Been that way since Expo 63.
Will be that way in 2099.
-- Tigger warning: This post may contain tiggers! --
ITAR is a (...) project led by the French
Not exactly French. From the ITER site:
Three departments report directly to the Director-General Osamu Motojima: Administration; ITER Project; and Safety, Quality & Security. Click on the Organizational Chart below to find out more about the management structure of the ITER Organization.
and (picture)
Management greets staff on the first ITER Day in September 2011: Rem Haange, Department for ITER Project; Carlos Alejaldre, Safety, Quality and Security; Director-General Osamu Motojima; and former head of the Department of Administration, Rich Hawryluk
So, top management is made of
Director General: Osamu Motojima (Japan)
Deputy Director-General and Head of the ITER Project Department: Remmelt Haange (Netherlands)
Safety, Quality and Security: Carlos Alejaldre (Spain)
Or, look at the Organization Structure. No French in the top management
Slashdot, fix the reply notifications... You won't get away with it...
Meanwhile several different small scale projects that have emerged from obscurity during the last decade have put commercial viability goals within the coming decade.

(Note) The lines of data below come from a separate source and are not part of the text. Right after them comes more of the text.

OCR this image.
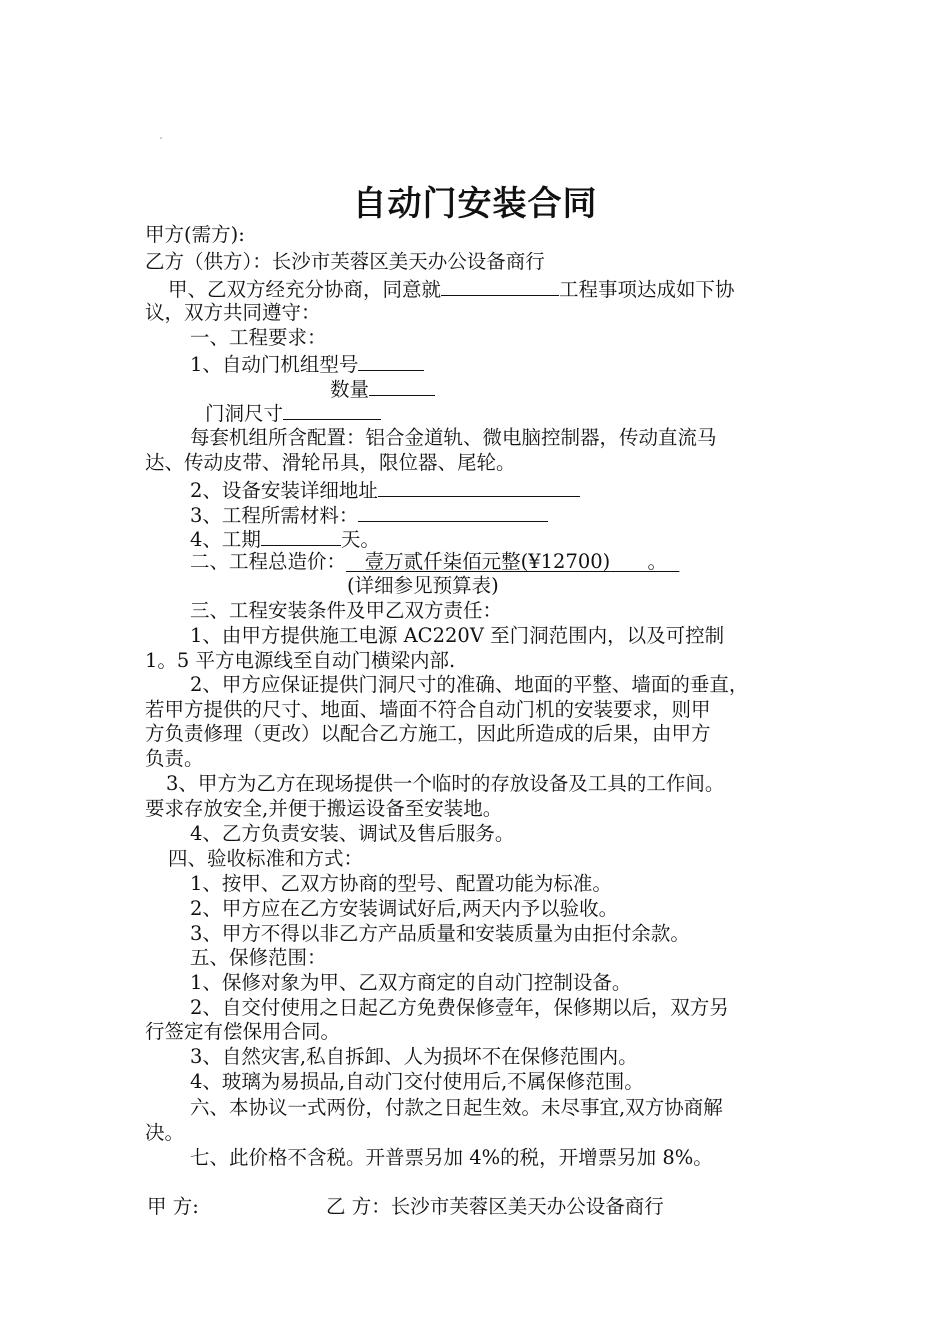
自动门安装合同
甲方(需方):
乙方（供方）：长沙市芙蓉区美天办公设备商行
甲、乙双方经充分协商，同意就	工程事项达成如下协
议，双方共同遵守：
一、工程要求：
1、自动门机组型号
数量
门洞尺寸
每套机组所含配置：铝合金道轨、微电脑控制器，传动直流马
达、传动皮带、滑轮吊具，限位器、尾轮。
2、设备安装详细地址
3、工程所需材料：
4、工期	天。
二、工程总造价： 壹万贰仟柒佰元整(¥12700) 。
(详细参见预算表)
三、工程安装条件及甲乙双方责任：
1、由甲方提供施工电源 AC220V 至门洞范围内，以及可控制
1。5 平方电源线至自动门横梁内部.
2、甲方应保证提供门洞尺寸的准确、地面的平整、墙面的垂直，
若甲方提供的尺寸、地面、墙面不符合自动门机的安装要求，则甲
方负责修理（更改）以配合乙方施工，因此所造成的后果，由甲方
负责。
3、甲方为乙方在现场提供一个临时的存放设备及工具的工作间。
要求存放安全,并便于搬运设备至安装地。
4、乙方负责安装、调试及售后服务。
四、验收标准和方式：
1、按甲、乙双方协商的型号、配置功能为标准。
2、甲方应在乙方安装调试好后,两天内予以验收。
3、甲方不得以非乙方产品质量和安装质量为由拒付余款。
五、保修范围：
1、保修对象为甲、乙双方商定的自动门控制设备。
2、自交付使用之日起乙方免费保修壹年，保修期以后，双方另
行签定有偿保用合同。
3、自然灾害,私自拆卸、人为损坏不在保修范围内。
4、玻璃为易损品,自动门交付使用后,不属保修范围。
六、本协议一式两份，付款之日起生效。未尽事宜,双方协商解
决。
七、此价格不含税。开普票另加 4%的税，开增票另加 8%。
甲 方:	乙 方：长沙市芙蓉区美天办公设备商行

As someone who has worked on more than one of the smaller scale projects, I don't think anything is commercially viable within a decade. While many alternative designs offer a chance or at least hope of ending up cheaper than a tokamak, they will still require large scale projects at the level needed to produce electricity, likely with similar orders of magnitudes in costs in the $100M-$1B+ ranges. Except there is also more risks, as some of the things that had been figured out on tokamaks decades ago are being rediscovered on other machines, or finding new, different problems that need to be addressed. At least large parts tokamak designs are shifting to more engineering type problems than science problems.
Europe, Korea, Japan, and China are ramping up research efforts.

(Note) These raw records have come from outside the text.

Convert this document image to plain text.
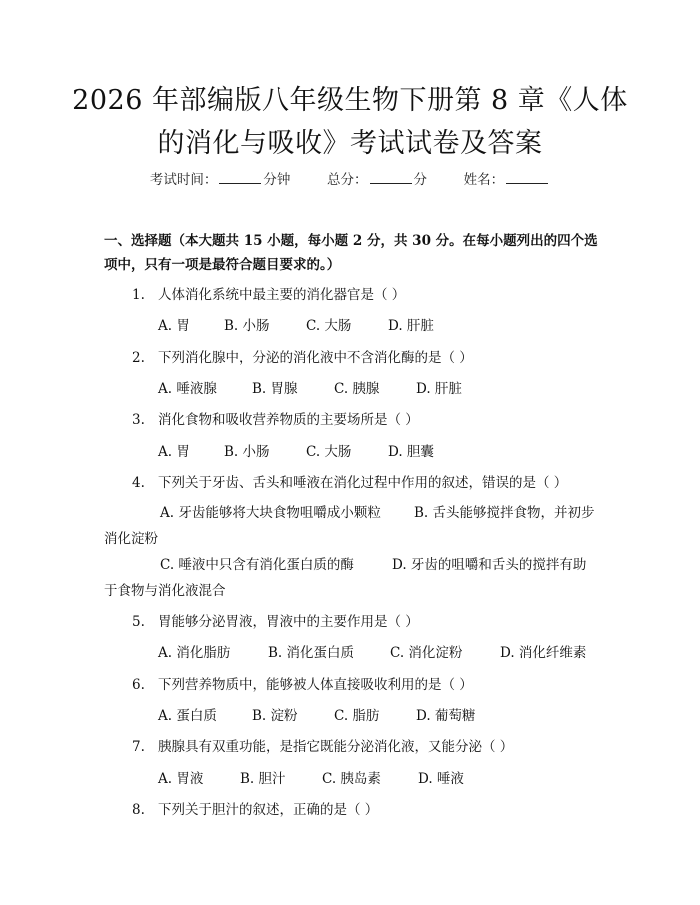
2026 年部编版八年级生物下册第 8 章《人体
的消化与吸收》考试试卷及答案
考试时间：	分钟	总分：	分	姓名：
一、选择题（本大题共 15 小题，每小题 2 分，共 30 分。在每小题列出的四个选项中，只有一项是最符合题目要求的。）
1. 人体消化系统中最主要的消化器官是（ ）
A. 胃	B. 小肠	C. 大肠	D. 肝脏
2. 下列消化腺中，分泌的消化液中不含消化酶的是（ ）
A. 唾液腺	B. 胃腺	C. 胰腺	D. 肝脏
3. 消化食物和吸收营养物质的主要场所是（ ）
A. 胃	B. 小肠	C. 大肠	D. 胆囊
4. 下列关于牙齿、舌头和唾液在消化过程中作用的叙述，错误的是（ ）
A. 牙齿能够将大块食物咀嚼成小颗粒 B. 舌头能够搅拌食物，并初步消化淀粉
C. 唾液中只含有消化蛋白质的酶	D. 牙齿的咀嚼和舌头的搅拌有助于食物与消化液混合
5. 胃能够分泌胃液，胃液中的主要作用是（ ）
A. 消化脂肪	B. 消化蛋白质	C. 消化淀粉	D. 消化纤维素
6. 下列营养物质中，能够被人体直接吸收利用的是（ ）
A. 蛋白质	B. 淀粉	C. 脂肪	D. 葡萄糖
7. 胰腺具有双重功能，是指它既能分泌消化液，又能分泌（ ）
A. 胃液	B. 胆汁	C. 胰岛素	D. 唾液
8. 下列关于胆汁的叙述，正确的是（ ）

Great. So we should have fusion reactors on the grid any day now, right?
Not if you call them that!
Only if we're careful to call them "Fusion power plants", and not use words like "nuclear" and "reactor".
You know, the same way people are happy to get an MRI (Magnetic Resonance Imaging) instead of an NMR (Nuclear Magnetic Resonance), and they're happy to get a CAT scan, but would never go in for Computed Axial X-Ray Tomography... because X-Rays are radiation, but kitties are cute.
You really don't want the "bad adjective choice" protestors coming after your technology trying to shut it down.
Slashdot has become so anti-science these days. I don't disagree that ITER has some problems, but calling the Higgs Boson one of the LHC's "few successes" is such a fucking understatement, I don't know what else could be.
That was half of the point of the damn thing, to verify the standard model. Finding the Higgs was no small accomplishment.